Hoje sou eu quem sofro com a passagem de alguém querido. Talvez pela maneira silenciosa na qual dividimos espaço e nos pequenos gestos de amizade e generosidade foi que tanto me aproximei dessa figura. Uma presença, no sentido mais íntegro da palavra. Paulo Cesar ou Sapinho se foi ontem. Desconheço os detalhes da sua partida. Embora eu soubesse que ele enfrentava uma doença severa, não me atinei de que fosse pra outro plano de maneira tão desavisada.

Hoje, domingo, meu dia de descanso, permaneço recolhido buscando relembrar nos momentos felizes que partilhamos. É certo que amanhã a cidade nascerá menos contente. Sua lembrança será uma cadeira de engraxate vazia sob a sombra duma árvore enfeitada.

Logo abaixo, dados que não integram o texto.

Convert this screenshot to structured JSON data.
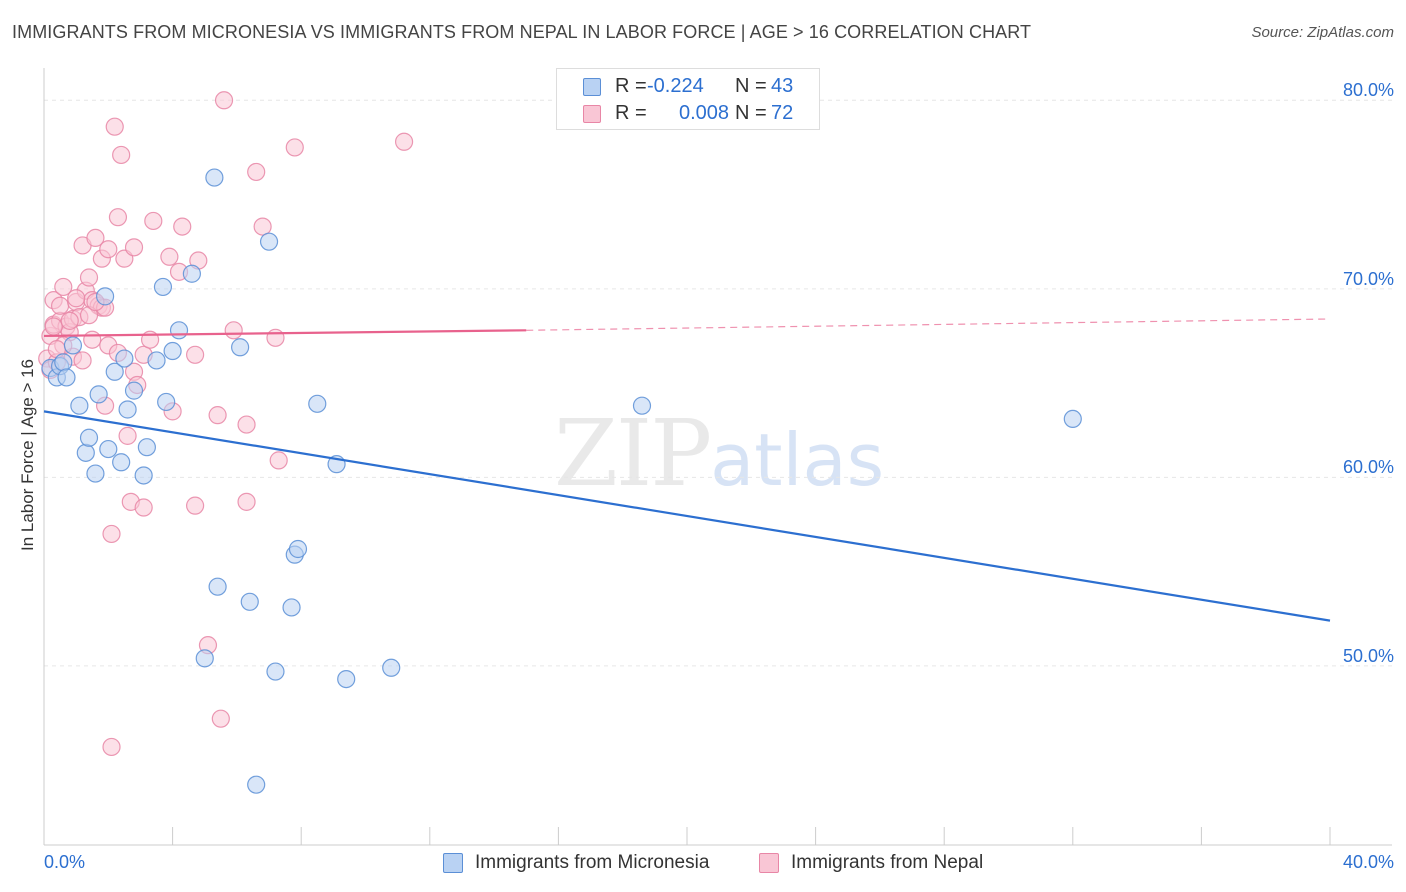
{
  "title": "IMMIGRANTS FROM MICRONESIA VS IMMIGRANTS FROM NEPAL IN LABOR FORCE | AGE > 16 CORRELATION CHART",
  "source": "Source: ZipAtlas.com",
  "watermark": {
    "zip": "ZIP",
    "atlas": "atlas"
  },
  "colors": {
    "micronesia_fill": "#b9d2f3",
    "micronesia_stroke": "#5b8fd6",
    "micronesia_line": "#2c6fd0",
    "nepal_fill": "#f9c6d5",
    "nepal_stroke": "#e886a6",
    "nepal_line": "#e8628d",
    "accent_text": "#2c6fd0",
    "grid": "#e6e6e6"
  },
  "legend_top": {
    "rows": [
      {
        "r_label": "R =",
        "r_value": "-0.224",
        "n_label": "N =",
        "n_value": "43"
      },
      {
        "r_label": "R =",
        "r_value": "0.008",
        "n_label": "N =",
        "n_value": "72"
      }
    ]
  },
  "chart_data": {
    "type": "scatter",
    "title": "IMMIGRANTS FROM MICRONESIA VS IMMIGRANTS FROM NEPAL IN LABOR FORCE | AGE > 16 CORRELATION CHART",
    "xlabel": "",
    "ylabel": "In Labor Force | Age > 16",
    "xlim": [
      0,
      40
    ],
    "ylim": [
      40.5,
      81.5
    ],
    "x_tick_labels": [
      "0.0%",
      "40.0%"
    ],
    "y_ticks": [
      50,
      60,
      70,
      80
    ],
    "y_tick_labels": [
      "50.0%",
      "60.0%",
      "70.0%",
      "80.0%"
    ],
    "grid": true,
    "legend_position": "bottom",
    "series": [
      {
        "name": "Immigrants from Micronesia",
        "points": [
          [
            0.2,
            65.8
          ],
          [
            0.4,
            65.3
          ],
          [
            0.5,
            65.9
          ],
          [
            0.6,
            66.1
          ],
          [
            0.7,
            65.3
          ],
          [
            0.9,
            67.0
          ],
          [
            1.1,
            63.8
          ],
          [
            1.3,
            61.3
          ],
          [
            1.4,
            62.1
          ],
          [
            1.6,
            60.2
          ],
          [
            1.7,
            64.4
          ],
          [
            1.9,
            69.6
          ],
          [
            2.0,
            61.5
          ],
          [
            2.2,
            65.6
          ],
          [
            2.4,
            60.8
          ],
          [
            2.5,
            66.3
          ],
          [
            2.6,
            63.6
          ],
          [
            2.8,
            64.6
          ],
          [
            3.1,
            60.1
          ],
          [
            3.2,
            61.6
          ],
          [
            3.5,
            66.2
          ],
          [
            3.7,
            70.1
          ],
          [
            3.8,
            64.0
          ],
          [
            4.0,
            66.7
          ],
          [
            4.2,
            67.8
          ],
          [
            4.6,
            70.8
          ],
          [
            5.3,
            75.9
          ],
          [
            5.0,
            50.4
          ],
          [
            5.4,
            54.2
          ],
          [
            6.1,
            66.9
          ],
          [
            6.4,
            53.4
          ],
          [
            6.6,
            43.7
          ],
          [
            7.0,
            72.5
          ],
          [
            7.2,
            49.7
          ],
          [
            7.7,
            53.1
          ],
          [
            7.8,
            55.9
          ],
          [
            7.9,
            56.2
          ],
          [
            8.5,
            63.9
          ],
          [
            9.1,
            60.7
          ],
          [
            9.4,
            49.3
          ],
          [
            10.8,
            49.9
          ],
          [
            18.6,
            63.8
          ],
          [
            32.0,
            63.1
          ]
        ]
      },
      {
        "name": "Immigrants from Nepal",
        "points": [
          [
            0.1,
            66.3
          ],
          [
            0.2,
            67.5
          ],
          [
            0.2,
            65.7
          ],
          [
            0.3,
            68.1
          ],
          [
            0.3,
            69.4
          ],
          [
            0.4,
            66.1
          ],
          [
            0.5,
            68.3
          ],
          [
            0.5,
            69.1
          ],
          [
            0.6,
            70.1
          ],
          [
            0.7,
            68.0
          ],
          [
            0.8,
            67.7
          ],
          [
            0.9,
            68.4
          ],
          [
            0.9,
            66.4
          ],
          [
            1.0,
            69.3
          ],
          [
            1.1,
            68.5
          ],
          [
            1.2,
            66.2
          ],
          [
            1.2,
            72.3
          ],
          [
            1.3,
            69.9
          ],
          [
            1.4,
            70.6
          ],
          [
            1.5,
            69.4
          ],
          [
            1.5,
            67.3
          ],
          [
            1.6,
            72.7
          ],
          [
            1.7,
            69.1
          ],
          [
            1.8,
            71.6
          ],
          [
            1.8,
            69.0
          ],
          [
            1.9,
            63.8
          ],
          [
            2.0,
            67.0
          ],
          [
            2.0,
            72.1
          ],
          [
            2.1,
            57.0
          ],
          [
            2.2,
            78.6
          ],
          [
            2.3,
            66.6
          ],
          [
            2.3,
            73.8
          ],
          [
            2.4,
            77.1
          ],
          [
            2.5,
            71.6
          ],
          [
            2.6,
            62.2
          ],
          [
            2.7,
            58.7
          ],
          [
            2.8,
            72.2
          ],
          [
            2.8,
            65.6
          ],
          [
            3.1,
            58.4
          ],
          [
            3.1,
            66.5
          ],
          [
            3.3,
            67.3
          ],
          [
            3.4,
            73.6
          ],
          [
            3.9,
            71.7
          ],
          [
            4.0,
            63.5
          ],
          [
            4.2,
            70.9
          ],
          [
            4.3,
            73.3
          ],
          [
            4.7,
            58.5
          ],
          [
            4.7,
            66.5
          ],
          [
            4.8,
            71.5
          ],
          [
            5.4,
            63.3
          ],
          [
            5.1,
            51.1
          ],
          [
            5.5,
            47.2
          ],
          [
            5.6,
            80.0
          ],
          [
            5.9,
            67.8
          ],
          [
            6.3,
            62.8
          ],
          [
            6.3,
            58.7
          ],
          [
            6.6,
            76.2
          ],
          [
            6.8,
            73.3
          ],
          [
            7.2,
            67.4
          ],
          [
            7.3,
            60.9
          ],
          [
            7.8,
            77.5
          ],
          [
            11.2,
            77.8
          ],
          [
            2.1,
            45.7
          ],
          [
            0.3,
            68.0
          ],
          [
            0.6,
            67.0
          ],
          [
            1.0,
            69.5
          ],
          [
            1.4,
            68.6
          ],
          [
            1.9,
            69.0
          ],
          [
            2.9,
            64.9
          ],
          [
            0.4,
            66.8
          ],
          [
            0.8,
            68.3
          ],
          [
            1.6,
            69.3
          ]
        ]
      }
    ],
    "trend_lines": [
      {
        "series": "Immigrants from Micronesia",
        "x0": 0,
        "y0": 63.5,
        "x1": 40,
        "y1": 52.4,
        "style": "solid"
      },
      {
        "series": "Immigrants from Nepal",
        "x0": 0,
        "y0": 67.5,
        "x1": 15,
        "y1": 67.8,
        "style": "solid",
        "dashed_to_x": 40,
        "dashed_to_y": 68.4
      }
    ]
  }
}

Cabe aqui um relato rápido da nossa parceria. Algumas vezes, de modo meio frustrante - mas não patético -, montei uma mesa com trabalhos e livros de segunda mão à venda. Era a maneira que encontrei de espalhar minha arte pros transeuntes. E ninguém se dava ao trabalho de parar pra ver. Nesses momentos me via invisível, inviabilizado. Eu montava essas feirinhas pensando numa música do Sérgio Sampaio, Cada lugar na sua coisa. “Lugar de poesia é na calçada, lugar de quadro é na exposição”.

E esse engraxate me acompanhava e estimulava na investida poética e expositiva, ficava ao meu lado. Vendo o vento passar. Me ajudava a montar e recolher o trabalho posto na mesa. Diria ser um alívio ele acreditar naquilo que eu buscava querer investir. Ele estava lá, sempre ali. Vivo que nem uma árvore que sente e vê namorados nos bancos.  Que sente corações sendo cravados no tronco dessa árvore da vida.

Senhores em roda, apostando nos bichos, ciscando pedaços do chão como pombos. Senhores que se encontram diariamente pra arrancar da rua toda a prosa possível, em torno dessa árvore que era o Sapinho. Eles estavam lá pra falar sobre quem nasceu, quem casou, quem morreu, quem fez o que e quem viveu.

Presto aqui meus sentimentos a quem também sentiu com essa partida. Viva o Sapinho!